President Trump’s Environmental Protection Agency unveiled the proposed replacement for the Obama-era Clean Power Plan, saying it’ll give states more regulatory power on curbing greenhouse gas emissions while raising the ire of enviromentalists nationwide.
The newly released Affordable Clean Energy rule, detailed by the U.S. Environmental Protection Agency on Tuesday, takes hold of Trump’s edict to challenge the Clean Power Plan, which set carbon reduction targets for every state. The president and many states charged that the Obama CPP overstepped boundaries for federal power and put burdensome regulations on many coal-power states.
“The ACE Rule would restore the rule of law and empower states to reduce greenhouse gas emissions and provide modern, reliable, and affordable energy for all Americans,” said EPA Acting Administrator Andrew Wheeler in the government release. “Today’s proposal provides the states and regulated community the certainty they need to continue environmental progress while fulfilling President Trump’s goal of energy dominance.”
The ACE sets forth four main courses of action on reducing greenhouse gas emissions.
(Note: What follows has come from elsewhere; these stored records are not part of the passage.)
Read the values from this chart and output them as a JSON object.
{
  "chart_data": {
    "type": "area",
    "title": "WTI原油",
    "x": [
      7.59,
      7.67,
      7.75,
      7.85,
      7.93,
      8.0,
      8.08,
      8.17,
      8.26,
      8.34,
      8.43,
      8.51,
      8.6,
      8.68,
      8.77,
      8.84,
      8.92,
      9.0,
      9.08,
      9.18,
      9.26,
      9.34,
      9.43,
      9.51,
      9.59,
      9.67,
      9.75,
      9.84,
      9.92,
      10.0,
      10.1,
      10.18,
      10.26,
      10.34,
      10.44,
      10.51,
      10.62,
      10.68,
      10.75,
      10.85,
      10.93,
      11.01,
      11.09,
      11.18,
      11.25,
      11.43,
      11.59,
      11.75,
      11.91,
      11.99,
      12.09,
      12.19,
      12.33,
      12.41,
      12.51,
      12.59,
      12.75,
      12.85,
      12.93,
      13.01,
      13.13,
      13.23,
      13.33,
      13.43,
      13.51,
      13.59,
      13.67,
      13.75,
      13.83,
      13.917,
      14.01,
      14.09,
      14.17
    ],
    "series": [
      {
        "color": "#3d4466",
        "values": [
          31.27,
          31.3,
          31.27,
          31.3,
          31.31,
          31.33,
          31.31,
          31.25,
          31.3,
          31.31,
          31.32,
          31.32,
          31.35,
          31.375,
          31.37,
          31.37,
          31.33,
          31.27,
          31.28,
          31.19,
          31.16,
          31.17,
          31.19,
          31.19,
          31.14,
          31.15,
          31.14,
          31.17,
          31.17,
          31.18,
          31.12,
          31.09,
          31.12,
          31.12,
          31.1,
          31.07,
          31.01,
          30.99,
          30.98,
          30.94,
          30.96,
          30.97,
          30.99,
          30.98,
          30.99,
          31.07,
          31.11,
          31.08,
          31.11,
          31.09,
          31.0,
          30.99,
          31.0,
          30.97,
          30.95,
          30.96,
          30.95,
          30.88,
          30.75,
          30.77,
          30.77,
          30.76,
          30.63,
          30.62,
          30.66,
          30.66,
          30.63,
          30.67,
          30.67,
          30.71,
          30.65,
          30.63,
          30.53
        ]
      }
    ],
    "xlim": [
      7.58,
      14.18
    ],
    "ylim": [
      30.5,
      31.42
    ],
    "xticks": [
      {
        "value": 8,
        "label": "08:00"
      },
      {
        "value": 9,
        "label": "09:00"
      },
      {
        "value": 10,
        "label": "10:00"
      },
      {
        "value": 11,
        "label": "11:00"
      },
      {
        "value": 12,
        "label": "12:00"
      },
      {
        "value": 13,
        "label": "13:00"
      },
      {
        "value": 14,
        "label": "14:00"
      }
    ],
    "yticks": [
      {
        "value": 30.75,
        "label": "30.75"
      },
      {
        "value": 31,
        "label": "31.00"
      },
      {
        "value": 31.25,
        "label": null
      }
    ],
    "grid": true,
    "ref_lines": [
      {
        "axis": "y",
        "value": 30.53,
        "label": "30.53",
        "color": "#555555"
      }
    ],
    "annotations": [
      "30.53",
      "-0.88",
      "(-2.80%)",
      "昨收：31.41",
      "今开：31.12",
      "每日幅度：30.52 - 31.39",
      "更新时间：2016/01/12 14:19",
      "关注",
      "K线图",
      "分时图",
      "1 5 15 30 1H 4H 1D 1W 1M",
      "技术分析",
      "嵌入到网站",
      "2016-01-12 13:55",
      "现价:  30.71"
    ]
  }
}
Those include finding best on-site power plant efficiencies, calling for lists of technologies which can be used in state plans, an updated New Source Review permitting program and regulations which give states flexibility in developing response plans.
Many environmental groups are decrying the replacement for the 2015-era Clean Power Plan, which sought to reduce power-plant carbon emissions some 32 percent below 2005 levels by 2030. The advocacy groups voiced fears that reduced regulations will endanger health and un-do emissions progress made over past decades.
“The Trump administration’s new, enfeebled policy doesn’t come close to meeting the legal threshold required of the EPA to create safeguards against carbon emissions,” Mary Anne Hitt, director of the Sierra Club’s Beyond Coal Campaign, wrote on the group’s website. “In fact, it is exactly what Trump and Wheeler’s fossil fuel friends want, especially since they are losing money as the U.S. economy continues to rapidly move away from fossil fuels and toward cleaner, cheaper competitors like solar and wind.”
Hitt said the Clean Power Plan would have generated $45 billion in annual health, climate and economic benefits, even with the compliance costs.
The EPA Tuesday said the ACE rule could reduce 2030-level CO2 emissions by up to 1.5 percent from levels projected without the Clean Power Plan. The new rule also would reduce the compliance burden by up to $400 million annually, the release said.